Born in Saint-Malo, France, to a moderately wealthy merchant family, he is sent to study at the College de la Marche in Paris in 1714. After two years in Paris, he returns to Saint-Malo at the insistence of his mother and is educated in mathematics by a private tutor. After completing his formal education, he obtains the position of lieutenant in the Musketeers, and in 1718 he joins the regiment of La Roche Guyon. By 1722, he gives up his career as a cavalry officer and moves to Paris to begin to build his reputation as a mathematician. There he meets the dramatist, novelist, and journalist Marivaux, Pierre Carlet de Chamblain de and the playwright La Motte, as well as mathematicians Joseph Saurin, Nicole, and Terrasson. He is admitted to the Académie des Sciences in 1723 at the age of 25, and in the following year he publishes his first paper, “Sur la forme des instruments de musique,” which studies the effect of the shape of an instrument on the characteristics of the note produced. This paper is followed by others: on maxima and minima in 1726, on the cycloid in 1727, and others on curves in 1727, 1728, and 1729. He also shows a keen interest in biology during this period, when he acts as secretary to the naturalist Bignon and writes an important paper on the salamander. He visits London in 1728 and is elected a Fellow of the Royal Society.

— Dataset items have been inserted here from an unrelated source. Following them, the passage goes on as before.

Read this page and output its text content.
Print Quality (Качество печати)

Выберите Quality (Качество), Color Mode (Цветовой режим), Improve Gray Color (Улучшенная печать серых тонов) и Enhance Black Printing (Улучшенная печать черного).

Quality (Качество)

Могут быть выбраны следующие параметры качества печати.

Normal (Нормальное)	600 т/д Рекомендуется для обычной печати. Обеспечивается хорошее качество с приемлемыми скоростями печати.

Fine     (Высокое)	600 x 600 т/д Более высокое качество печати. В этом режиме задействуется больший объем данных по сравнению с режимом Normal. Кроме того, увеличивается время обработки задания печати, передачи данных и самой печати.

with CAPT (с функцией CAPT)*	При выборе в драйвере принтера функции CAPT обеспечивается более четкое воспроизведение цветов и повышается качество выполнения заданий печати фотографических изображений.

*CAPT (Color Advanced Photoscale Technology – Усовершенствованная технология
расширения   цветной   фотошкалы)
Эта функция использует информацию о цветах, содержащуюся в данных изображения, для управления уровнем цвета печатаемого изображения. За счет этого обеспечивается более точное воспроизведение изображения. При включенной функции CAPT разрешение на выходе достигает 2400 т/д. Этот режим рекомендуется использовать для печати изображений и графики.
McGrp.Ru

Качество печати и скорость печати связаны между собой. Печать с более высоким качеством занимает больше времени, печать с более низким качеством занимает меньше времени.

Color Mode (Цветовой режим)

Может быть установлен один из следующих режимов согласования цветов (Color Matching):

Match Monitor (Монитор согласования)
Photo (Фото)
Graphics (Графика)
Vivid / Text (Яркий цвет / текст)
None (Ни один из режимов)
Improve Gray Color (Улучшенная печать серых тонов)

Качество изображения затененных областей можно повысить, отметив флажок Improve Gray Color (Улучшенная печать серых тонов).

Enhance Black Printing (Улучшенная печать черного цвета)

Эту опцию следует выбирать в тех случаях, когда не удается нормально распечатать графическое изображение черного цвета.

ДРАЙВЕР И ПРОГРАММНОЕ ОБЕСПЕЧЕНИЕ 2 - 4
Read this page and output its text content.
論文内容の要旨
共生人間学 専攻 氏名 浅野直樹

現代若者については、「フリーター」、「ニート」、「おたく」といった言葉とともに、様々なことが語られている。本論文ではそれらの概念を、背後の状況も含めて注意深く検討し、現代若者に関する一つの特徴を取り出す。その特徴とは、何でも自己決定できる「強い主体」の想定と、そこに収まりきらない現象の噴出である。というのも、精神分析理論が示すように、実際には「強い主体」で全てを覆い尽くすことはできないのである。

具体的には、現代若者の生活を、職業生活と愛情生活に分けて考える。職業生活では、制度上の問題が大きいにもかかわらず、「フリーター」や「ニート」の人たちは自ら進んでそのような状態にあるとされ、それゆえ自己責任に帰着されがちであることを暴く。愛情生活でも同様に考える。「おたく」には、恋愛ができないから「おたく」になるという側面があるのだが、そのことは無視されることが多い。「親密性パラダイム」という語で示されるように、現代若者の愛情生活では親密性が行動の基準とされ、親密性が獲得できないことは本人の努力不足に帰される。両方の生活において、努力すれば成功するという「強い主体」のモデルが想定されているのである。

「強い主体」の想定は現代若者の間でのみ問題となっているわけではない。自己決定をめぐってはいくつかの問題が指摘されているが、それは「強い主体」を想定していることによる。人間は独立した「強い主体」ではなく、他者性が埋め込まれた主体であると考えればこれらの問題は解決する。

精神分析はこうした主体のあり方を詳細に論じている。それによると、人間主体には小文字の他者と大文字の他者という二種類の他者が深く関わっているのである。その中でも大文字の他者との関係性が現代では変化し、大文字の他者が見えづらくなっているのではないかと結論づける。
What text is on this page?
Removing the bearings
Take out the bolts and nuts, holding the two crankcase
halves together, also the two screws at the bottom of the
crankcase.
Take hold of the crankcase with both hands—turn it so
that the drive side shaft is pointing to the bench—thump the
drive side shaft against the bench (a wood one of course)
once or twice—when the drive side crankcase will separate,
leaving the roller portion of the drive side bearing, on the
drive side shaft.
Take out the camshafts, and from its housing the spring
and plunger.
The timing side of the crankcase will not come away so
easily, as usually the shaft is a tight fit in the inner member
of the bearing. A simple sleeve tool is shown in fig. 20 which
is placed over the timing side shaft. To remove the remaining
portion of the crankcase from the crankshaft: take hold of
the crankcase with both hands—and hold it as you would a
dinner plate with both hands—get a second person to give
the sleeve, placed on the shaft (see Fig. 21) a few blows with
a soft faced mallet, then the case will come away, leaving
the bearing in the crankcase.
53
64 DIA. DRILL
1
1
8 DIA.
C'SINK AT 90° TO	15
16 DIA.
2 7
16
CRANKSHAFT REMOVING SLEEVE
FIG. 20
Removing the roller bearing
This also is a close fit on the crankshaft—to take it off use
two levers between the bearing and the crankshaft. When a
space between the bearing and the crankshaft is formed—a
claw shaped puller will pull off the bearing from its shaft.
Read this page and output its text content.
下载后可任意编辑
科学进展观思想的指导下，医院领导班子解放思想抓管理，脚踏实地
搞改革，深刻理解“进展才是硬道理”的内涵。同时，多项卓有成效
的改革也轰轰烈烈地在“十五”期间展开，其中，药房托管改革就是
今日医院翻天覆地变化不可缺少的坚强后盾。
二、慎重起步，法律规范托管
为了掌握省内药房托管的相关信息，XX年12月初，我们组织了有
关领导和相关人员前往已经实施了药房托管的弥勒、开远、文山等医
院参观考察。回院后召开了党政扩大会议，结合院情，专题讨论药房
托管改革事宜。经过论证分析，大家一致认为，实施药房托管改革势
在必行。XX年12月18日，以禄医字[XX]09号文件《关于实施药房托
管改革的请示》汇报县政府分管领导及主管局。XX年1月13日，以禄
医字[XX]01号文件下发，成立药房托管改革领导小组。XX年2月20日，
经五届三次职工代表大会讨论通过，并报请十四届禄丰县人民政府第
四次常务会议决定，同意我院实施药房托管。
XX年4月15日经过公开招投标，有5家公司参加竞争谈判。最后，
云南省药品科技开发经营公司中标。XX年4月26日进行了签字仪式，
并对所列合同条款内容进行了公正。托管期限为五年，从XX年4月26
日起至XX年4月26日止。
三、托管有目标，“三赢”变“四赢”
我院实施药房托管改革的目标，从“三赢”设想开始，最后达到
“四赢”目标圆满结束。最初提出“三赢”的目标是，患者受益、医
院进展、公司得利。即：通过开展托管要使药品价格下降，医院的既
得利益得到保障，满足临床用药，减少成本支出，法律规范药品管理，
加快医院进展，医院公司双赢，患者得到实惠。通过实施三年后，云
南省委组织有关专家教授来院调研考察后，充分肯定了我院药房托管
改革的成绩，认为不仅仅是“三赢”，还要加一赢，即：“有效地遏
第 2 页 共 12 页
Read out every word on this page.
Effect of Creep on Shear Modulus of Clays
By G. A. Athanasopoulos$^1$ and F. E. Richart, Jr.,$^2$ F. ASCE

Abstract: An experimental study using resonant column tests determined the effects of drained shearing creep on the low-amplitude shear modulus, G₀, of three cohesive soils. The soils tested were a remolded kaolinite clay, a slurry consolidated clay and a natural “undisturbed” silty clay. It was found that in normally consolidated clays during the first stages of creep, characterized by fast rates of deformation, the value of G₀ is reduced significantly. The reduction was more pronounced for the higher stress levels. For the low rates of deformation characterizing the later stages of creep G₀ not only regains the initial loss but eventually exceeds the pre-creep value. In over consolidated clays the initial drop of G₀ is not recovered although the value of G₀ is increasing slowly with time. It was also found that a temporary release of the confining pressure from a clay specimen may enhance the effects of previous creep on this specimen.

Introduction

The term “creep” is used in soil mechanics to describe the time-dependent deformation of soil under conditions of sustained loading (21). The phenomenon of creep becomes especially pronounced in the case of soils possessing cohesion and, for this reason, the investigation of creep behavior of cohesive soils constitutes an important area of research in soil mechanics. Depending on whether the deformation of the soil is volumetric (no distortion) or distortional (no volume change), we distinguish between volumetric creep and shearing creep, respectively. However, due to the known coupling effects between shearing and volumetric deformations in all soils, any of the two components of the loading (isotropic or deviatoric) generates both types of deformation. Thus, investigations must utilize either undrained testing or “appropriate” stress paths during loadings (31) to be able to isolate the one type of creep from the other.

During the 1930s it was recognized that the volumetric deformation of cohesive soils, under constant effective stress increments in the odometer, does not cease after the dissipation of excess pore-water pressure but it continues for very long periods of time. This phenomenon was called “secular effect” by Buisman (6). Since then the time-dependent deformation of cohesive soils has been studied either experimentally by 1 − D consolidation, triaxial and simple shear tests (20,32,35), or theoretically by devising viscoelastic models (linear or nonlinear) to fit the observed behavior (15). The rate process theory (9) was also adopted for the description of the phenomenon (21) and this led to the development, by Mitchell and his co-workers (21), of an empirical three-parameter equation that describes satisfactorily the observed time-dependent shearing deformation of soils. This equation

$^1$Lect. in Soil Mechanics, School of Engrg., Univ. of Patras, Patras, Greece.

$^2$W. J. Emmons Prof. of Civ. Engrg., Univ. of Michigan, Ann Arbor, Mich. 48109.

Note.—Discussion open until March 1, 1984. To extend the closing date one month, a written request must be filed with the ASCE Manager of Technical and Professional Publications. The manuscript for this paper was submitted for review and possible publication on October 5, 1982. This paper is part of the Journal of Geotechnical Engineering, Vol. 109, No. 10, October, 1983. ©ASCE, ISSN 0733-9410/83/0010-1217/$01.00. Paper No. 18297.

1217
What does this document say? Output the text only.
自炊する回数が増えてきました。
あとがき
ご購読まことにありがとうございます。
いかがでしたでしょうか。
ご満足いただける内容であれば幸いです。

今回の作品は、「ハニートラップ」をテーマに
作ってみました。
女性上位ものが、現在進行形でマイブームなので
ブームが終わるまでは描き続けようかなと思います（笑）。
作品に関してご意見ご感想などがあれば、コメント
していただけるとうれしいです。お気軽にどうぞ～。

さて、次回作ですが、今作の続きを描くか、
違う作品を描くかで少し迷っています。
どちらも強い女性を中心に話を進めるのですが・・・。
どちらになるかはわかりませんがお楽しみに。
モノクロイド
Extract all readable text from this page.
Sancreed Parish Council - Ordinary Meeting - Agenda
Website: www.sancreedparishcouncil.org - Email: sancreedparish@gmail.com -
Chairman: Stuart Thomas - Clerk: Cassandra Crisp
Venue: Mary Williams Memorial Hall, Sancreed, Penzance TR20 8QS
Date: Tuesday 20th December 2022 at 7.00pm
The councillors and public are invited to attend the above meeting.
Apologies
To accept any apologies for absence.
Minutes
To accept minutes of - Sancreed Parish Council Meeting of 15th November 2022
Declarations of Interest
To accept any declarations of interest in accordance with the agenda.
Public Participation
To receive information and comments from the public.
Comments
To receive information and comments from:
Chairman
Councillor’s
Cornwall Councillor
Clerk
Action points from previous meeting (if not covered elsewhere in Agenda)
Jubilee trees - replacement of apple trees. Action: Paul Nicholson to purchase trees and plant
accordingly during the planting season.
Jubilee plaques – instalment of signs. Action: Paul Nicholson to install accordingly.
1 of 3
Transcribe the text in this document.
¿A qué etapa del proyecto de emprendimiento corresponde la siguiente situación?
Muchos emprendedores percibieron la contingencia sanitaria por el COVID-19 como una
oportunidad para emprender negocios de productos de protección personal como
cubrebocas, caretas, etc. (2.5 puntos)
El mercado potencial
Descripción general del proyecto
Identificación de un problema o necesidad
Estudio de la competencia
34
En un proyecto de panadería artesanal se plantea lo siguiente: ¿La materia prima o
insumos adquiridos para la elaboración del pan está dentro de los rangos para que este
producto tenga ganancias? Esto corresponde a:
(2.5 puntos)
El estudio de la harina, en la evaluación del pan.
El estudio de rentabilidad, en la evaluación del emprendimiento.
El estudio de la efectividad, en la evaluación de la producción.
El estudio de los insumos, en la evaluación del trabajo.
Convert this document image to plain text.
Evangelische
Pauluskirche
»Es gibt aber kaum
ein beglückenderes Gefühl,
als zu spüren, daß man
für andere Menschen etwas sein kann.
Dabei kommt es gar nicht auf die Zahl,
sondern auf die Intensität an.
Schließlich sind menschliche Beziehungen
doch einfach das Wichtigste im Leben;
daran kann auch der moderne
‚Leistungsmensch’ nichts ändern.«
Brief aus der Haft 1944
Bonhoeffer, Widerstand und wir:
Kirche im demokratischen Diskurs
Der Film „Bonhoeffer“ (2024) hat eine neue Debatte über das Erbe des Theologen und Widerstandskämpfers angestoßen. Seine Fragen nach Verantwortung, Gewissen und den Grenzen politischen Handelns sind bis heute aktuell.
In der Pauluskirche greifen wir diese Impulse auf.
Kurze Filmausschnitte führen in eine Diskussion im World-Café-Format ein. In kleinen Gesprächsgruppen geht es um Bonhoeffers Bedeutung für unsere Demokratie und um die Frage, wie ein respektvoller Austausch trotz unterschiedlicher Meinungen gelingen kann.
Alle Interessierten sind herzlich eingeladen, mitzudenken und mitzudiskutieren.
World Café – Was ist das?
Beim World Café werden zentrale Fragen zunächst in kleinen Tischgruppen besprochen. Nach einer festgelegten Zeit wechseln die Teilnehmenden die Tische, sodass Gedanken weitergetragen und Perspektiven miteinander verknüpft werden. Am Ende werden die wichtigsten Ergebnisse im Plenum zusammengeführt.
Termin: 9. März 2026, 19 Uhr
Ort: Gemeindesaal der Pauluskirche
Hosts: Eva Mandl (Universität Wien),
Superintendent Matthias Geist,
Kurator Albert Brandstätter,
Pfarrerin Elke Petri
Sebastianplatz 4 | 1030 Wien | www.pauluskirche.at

He leaves for Basel to study under Johann Bernoulli in order to enhance his knowledge of math and science at the University of Basel. There he learns of Descartes’s vortex theory model of the solar system and of Leibniz’s views on mechanics. He also learns of Newton’s physics. He returns to Paris in July of 1730. By 1731, he writes his first paper on astronomy and another on differential equations, while at the same time developing his reputation. In 1732 he publishes a paper which treats rotating bodies that discusses the nature of Saturn’s rings and the shape that a rotating body assumes. It contains errors, showing that Maupertuis has not yet fully understood Newton’s inverse square law and the resulting gravitational force within a solid body. He declares himself a supporter of Newton’s theory of gravitation with his publication of Figure des astres in 1732. This treatise announces Mautpertuis’s position on the biggest problem of the period, that of the shape of the earth. In 1736, he acts as chief of the French Geodesic Mission, sent by King Louis XV to Lapland to measure the length of a degree along the meridian. His measurement verifies the Newtonian view that the earth is an oblate spheroid, flattened at the poles. The results of the measurements are made public in Maupertuis’s book La Figure de la Terre in 1738. Upon his return from the Lapland expedition, he sets about generalizing his earlier mathematical work.

In 1740, Maupertuis goes to Berlin on the invitation of the King of Prussia, and takes part in the Battle of Mollwitz, where he is taken prisoner by the Austrians. On his release, he returns to Paris in 1742 and is elected director of the Academy of Sciences. The following year, he is also elected to the Académie Française. In 1745 he returns to Berlin where he marries Eleonor Borck that same year. He is appointed president of the Berlin Academy in 1746 at the wish of Frederick II, the Great and holds this post for eight years. It is also in 1746 that he proposes his Principle of Least Action as a metaphysical principle that underlies all the laws of mechanics. He publishes it four years later in his Essai de cosmologie. When his health declines in 1757, he retires to the south of France, then leaves for Basel in 1758 where he dies a year later.

The Maupertuis Crater on the Moon is named after him.

Further Reading:

Terrall, Mary. The Man Who Flattened the Earth: Maupertuis and the Sciences in the Enlightenment. 2002.

Beeson, David. “Maupertuis: An Intellectual Biography.” Oxford: Voltaire Foundation, 1992.